Under the rule against accumulations in Ontario (and other provinces), any trust income after a specified period (“surplus income”) may not be accumulated in the trust and must be distributed to those who would have been entitled to it had the accumulation not been directed. A trust established for a dependent mentally-infirm child (the “Dependent Beneficiary”) in such a province could address the rule by directing the surplus income to be paid to a designated beneficiary (a “designated beneficiary clause”) or stipulate that the surplus income be paid to the person(s) entitled to receive that income (an “accumulation clause”). Such a clause would cause the trust not to be a lifetime benefit trust (“LBT”) if (as might normally the case, due to the mental infirmity of the Dependent Beneficiary) someone other than the Dependent Beneficiary was named in a designated beneficiary clause or the accumulation clause was drafted to have a similar effect.

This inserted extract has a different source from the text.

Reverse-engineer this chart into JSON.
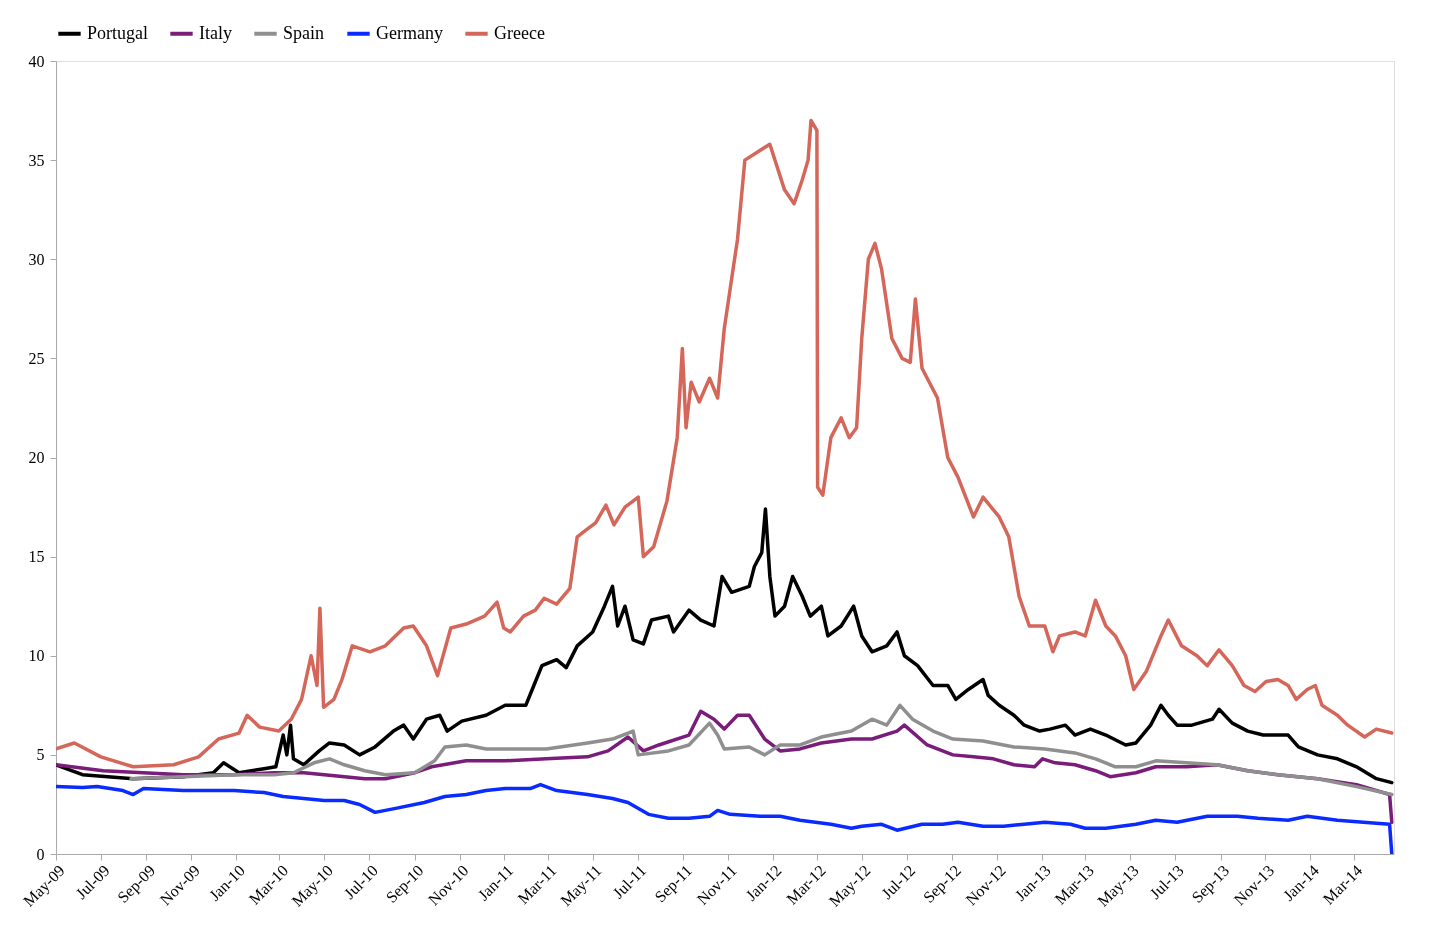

Absent such a clause, the surplus income becomes part of the residue of the estate and is distributed in accordance with the residuary clause, so that the recipient of the surplus income receives it by operation of law. Would such a distribution accord with the phrase “under which” in s. 60.011(1)(b)? CRA responded:
It is our understanding that pursuant to the rule against accumulations, surplus income has to go to the person(s) legally entitled thereto. A will may contain language directing who is legally entitled to the surplus income and depending on the terms of the will this may be a person other than the Dependent Beneficiary.
… [U]nless the Dependent Beneficiary is the person legally entitled to the surplus income a trust will not qualify as an LBT as there is the possibility that a person other than the Dependent Beneficiary can receive or obtain, during the Dependent Beneficiary’s lifetime, the use of the income of the trust. Whether the surplus income is paid to a person as a result of the operation of law as opposed to the terms of the trust or will does not alter our position.